高海一點頭,一轉身朝倉庫深處走去。沒多會,他取來了一個很大的密封麻袋。劉建樹隔著老遠,就聞到一股強烈的煙味,時不時的從麻袋裡散發出來。
他的眼睛裡充滿了驚恐,因為他已經知道了沈七夜想要幹嘛了。
“你......你要幹嘛!”
沈七夜淡淡的笑了笑:“沒什麼,麻袋裡只不過是一些點著了的枯枝和木柴而已。你放心,火已經滅了,不會把你燒死的。”
說話間,高海已經走到劉建樹身邊,他開啟麻袋口,然後抓起劉建樹的腦袋,就要往塞進麻袋裡。
劉建樹被煙燻得眼睛都睜不開了,他大聲說道:“沈七夜,你......你這是謀殺!我要是死了,我爸絕對不會放過你的!”
“你爸?”沈七夜冷笑一聲,“他算個什麼東西!就算你爸在我面前,我想要教訓你,他也不敢有半句話!”
沈七夜朝高海使了個眼色,高海手上加大力度,強行把劉建樹的腦袋塞進麻袋,並且把袋口給紮緊。
劉建樹腦袋被塞進麻袋,剛想喘口氣,就只感覺一陣濃煙被吸入肺裡。他趕緊屏住呼吸,阻止濃煙進肺。
不過憋了沒多久,他就感覺自己要窒息了。於是在本能的驅使下,他只能重新張開嘴呼吸。可是剛吸了一口氣,他就被嗆得劇烈咳嗽起來。
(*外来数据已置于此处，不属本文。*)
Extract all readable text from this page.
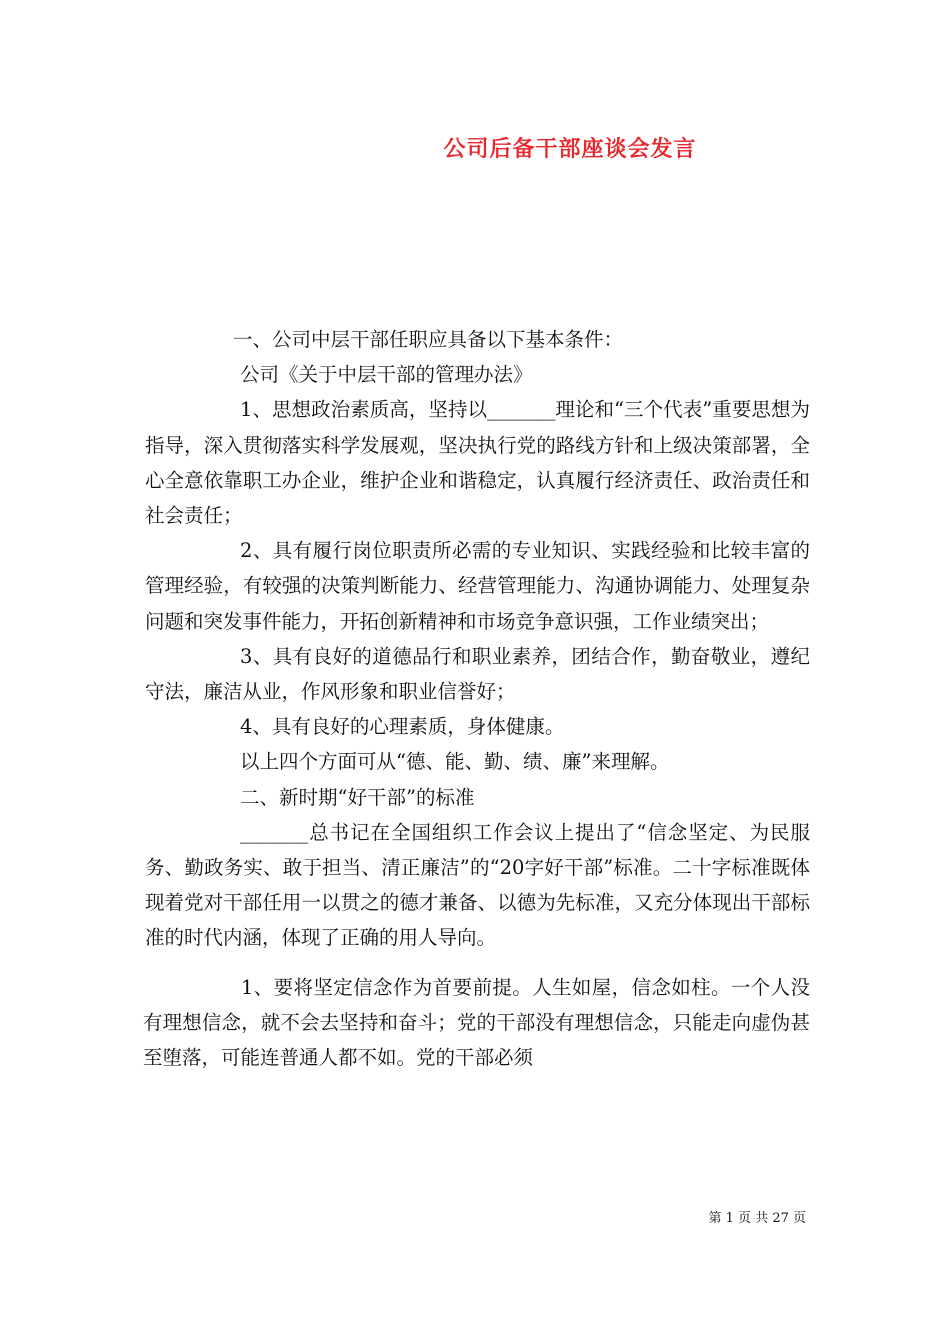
公司后备干部座谈会发言

一、公司中层干部任职应具备以下基本条件：

公司《关于中层干部的管理办法》

1、思想政治素质高，坚持以_______理论和“三个代表”重要思想为指导，深入贯彻落实科学发展观，坚决执行党的路线方针和上级决策部署，全心全意依靠职工办企业，维护企业和谐稳定，认真履行经济责任、政治责任和社会责任；

2、具有履行岗位职责所必需的专业知识、实践经验和比较丰富的管理经验，有较强的决策判断能力、经营管理能力、沟通协调能力、处理复杂问题和突发事件能力，开拓创新精神和市场竞争意识强，工作业绩突出；

3、具有良好的道德品行和职业素养，团结合作，勤奋敬业，遵纪守法，廉洁从业，作风形象和职业信誉好；

4、具有良好的心理素质，身体健康。

以上四个方面可从“德、能、勤、绩、廉”来理解。

二、新时期“好干部”的标准

_______总书记在全国组织工作会议上提出了“信念坚定、为民服务、勤政务实、敢于担当、清正廉洁”的“20字好干部”标准。二十字标准既体现着党对干部任用一以贯之的德才兼备、以德为先标准，又充分体现出干部标准的时代内涵，体现了正确的用人导向。

1、要将坚定信念作为首要前提。人生如屋，信念如柱。一个人没有理想信念，就不会去坚持和奋斗；党的干部没有理想信念，只能走向虚伪甚至堕落，可能连普通人都不如。党的干部必须

第 1 页 共 27 页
越是咳嗽,那滾滾濃煙就越是往肺裡面鑽。濃煙進入肺部,又讓他不停咳嗽。
短短不到一分鐘的時間,劉建樹感覺自己快要死了。他不能喘氣,因為一喘氣就要咳嗽。可是不喘氣,又會因為缺氧而感覺異常難受。
這種滋味,簡直比死還難受!
就在劉建樹快失去意識的時候,沈七夜朝高海揮了揮手,高海把劉建樹的腦袋,從麻袋裡揪了出來。
劉建樹終於能呼吸道新鮮空氣,他大口大口的喘氣,真有一種死而復生的感覺。
“怎麼樣,窒息的滋味,不好受吧?”沈七夜冷冷的說道。